World of Warcraft
Game » consists of 9 releases. Released Nov 23, 2004
World of Warcraft is an MMORPG that takes place in Blizzard Entertainment's Warcraft universe. At its peak, it boasted a player base of over 12.5 million subscribers, making it the most popular MMO of all time.
Is WoW big enough to be considered a game platform to someone?
I know this might sound stupid, but honestly, you can get so much out of the game, its its updated all the time with new stuff that I think it has gotten big enough to where thats the only thing you can play, and be happy about it. Im not saying we should say we have the Wii, PS3, 360, PC and WoW, but honestly, this is one of the most successful Gaming things around.
I know WoW puts up some truly disgusting numbers, but until I saw them compared to what the console market rakes in I can't take the idea seriously. I feel like the consoles pull in substantially more money than WoW.
Edit: Well, and besides. It kinda disagrees with the definition of "console."
" The game has its own show, Blizzcon, no other game ever can tout that. "Eve Online has it's own convention and it only has a small fraction of the subscribers that WoW does. A game having its own convention isn't that uncommon in the world of MMO's.
On topic, the only people I think WoW could be a platform for are the casuals who really aren't gamers and really only play WoW and have only every played WoW. Sure there are add ons that allow you to play other games within WoW such as Peggle or Bejeweled so you can play while you play and game while you game, but none of that gets outside the casual demographic that I already stated.
Erm, Blizzcon isn't all about WoW, it's about Blizzard and all of it's IP's, starcraft, diablo, the new mmo and warcraft.
Yes. Any game can be considered a game platform if it's moddable and extendable. People make money from providing these mods and extensions from private server hosts to plugins which aid in all manner of aspects in the game. QED it's a platform.
Half Life's engine was SrcGold but the game itself became a platform which spawned CounterStrike, COH and quite frankly Steam too.
" I know guys who call themselves gamers, yet exclusively play WoW. I'm not kidding - they have a PS3 but don't even touch it, just WoW. "I used to be like that. I was gaming MGS 4 quite solid for one month before I continued with the same gaming pattern on WoW, but then I left the game for 1 year, just started again this weekend. Hopefully I´ll be able to keep focus on more than one game, PS3 has a really promising futuree :)
I wouldn´t call it a game platform myself.
" @SeriouslyNow said:Well why not though? Eventually if a game finds large enough audience which then leads to further advances in the game and even new products which were not directly related to the original product,such as the Half Life example, why should it not be seen as a platform?" Yes. Any game can be considered a game platform if it's moddable and extendable. "What? From that point of view just about any PC game is a platform. "
I used the word 'considered' not 'is' by the way. I think there has to be some sort of delineation based the size and bredth of the audience and the mods, games and expansions which follow as a result.
Yep! It would be like a plataform with a single game: WOW." I know WoW puts up some truly disgusting numbers, but until I saw them compared to what the console market rakes in I can't take the idea seriously. I feel like the consoles pull in substantially more money than WoW. Edit: Well, and besides. It kinda disagrees with the definition of "console." "
" The game has its own show, Blizzcon, no other game ever can tout that. I think its big enough. "There are plenty of other games with their own conventions. The most obvious one that springs to mind is Quake Con which happens right around the time Blizzcon does.
@Raven_Sword said:
" I know this might sound stupid, but honestly, you can get so much out of the game, its its updated all the time with new stuff that I think it has gotten big enough to where thats the only thing you can play, and be happy about it. Im not saying we should say we have the Wii, PS3, 360, PC and WoW, but honestly, this is one of the most successful Gaming things around. "

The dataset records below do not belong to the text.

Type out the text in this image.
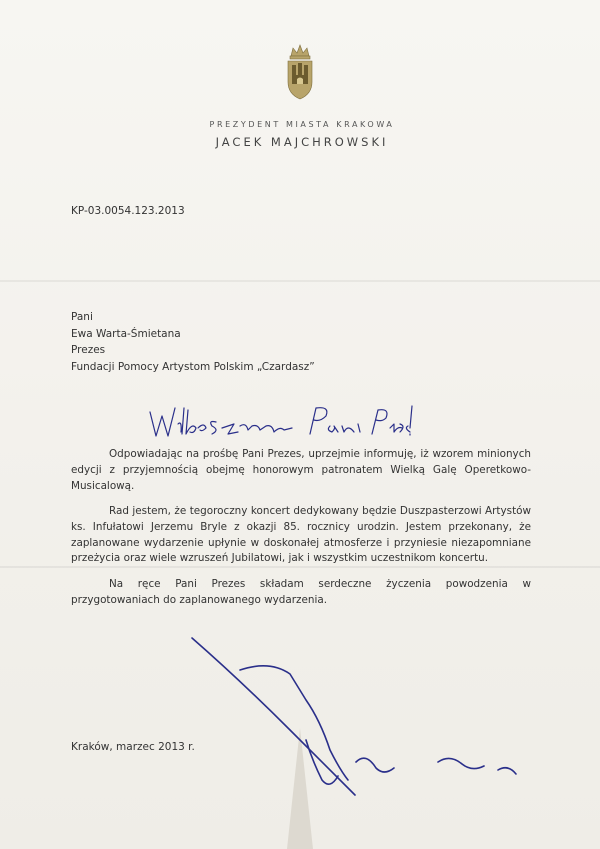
PREZYDENT MIASTA KRAKOWA
JACEK MAJCHROWSKI
KP-03.0054.123.2013
Pani
Ewa Warta-Śmietana
Prezes
Fundacji Pomocy Artystom Polskim „Czardasz”

Odpowiadając na prośbę Pani Prezes, uprzejmie informuję, iż wzorem minionych edycji z przyjemnością obejmę honorowym patronatem Wielką Galę Operetkowo-Musicalową.

Rad jestem, że tegoroczny koncert dedykowany będzie Duszpasterzowi Artystów ks. Infułatowi Jerzemu Bryle z okazji 85. rocznicy urodzin. Jestem przekonany, że zaplanowane wydarzenie upłynie w doskonałej atmosferze i przyniesie niezapomniane przeżycia oraz wiele wzruszeń Jubilatowi, jak i wszystkim uczestnikom koncertu.

Na ręce Pani Prezes składam serdeczne życzenia powodzenia w przygotowaniach do zaplanowanego wydarzenia.

Kraków, marzec 2013 r.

This question is odd... why would you WANT to consider it a platform? What's wrong with saying it's a popular game? You can't compare WoW to actual platforms on a technical level. What would you say when comparing hardware specs, for example?
If you're trying to compare it to an operating system platform such as Mac OS or Windows, what exactly can you do besides actually play WoW and perhaps a few little mods like Bejeweled (something plenty of other games with mod capabilities can do)? And it requires an actual processing platform to run. That would be like saying DOS-box or any sort of emulation program is a platform. They're not, they're emulators -- they designed to emulate a free-standing platform. WoW doesn't even do that, it's just a game.
Nothing against WoW -- it's certainly proved its popularity (though the "updated with new stuff all the time" is a bit far fetched unless "all the time" is every two to four months or so), but it's not a platform, just a very popular game.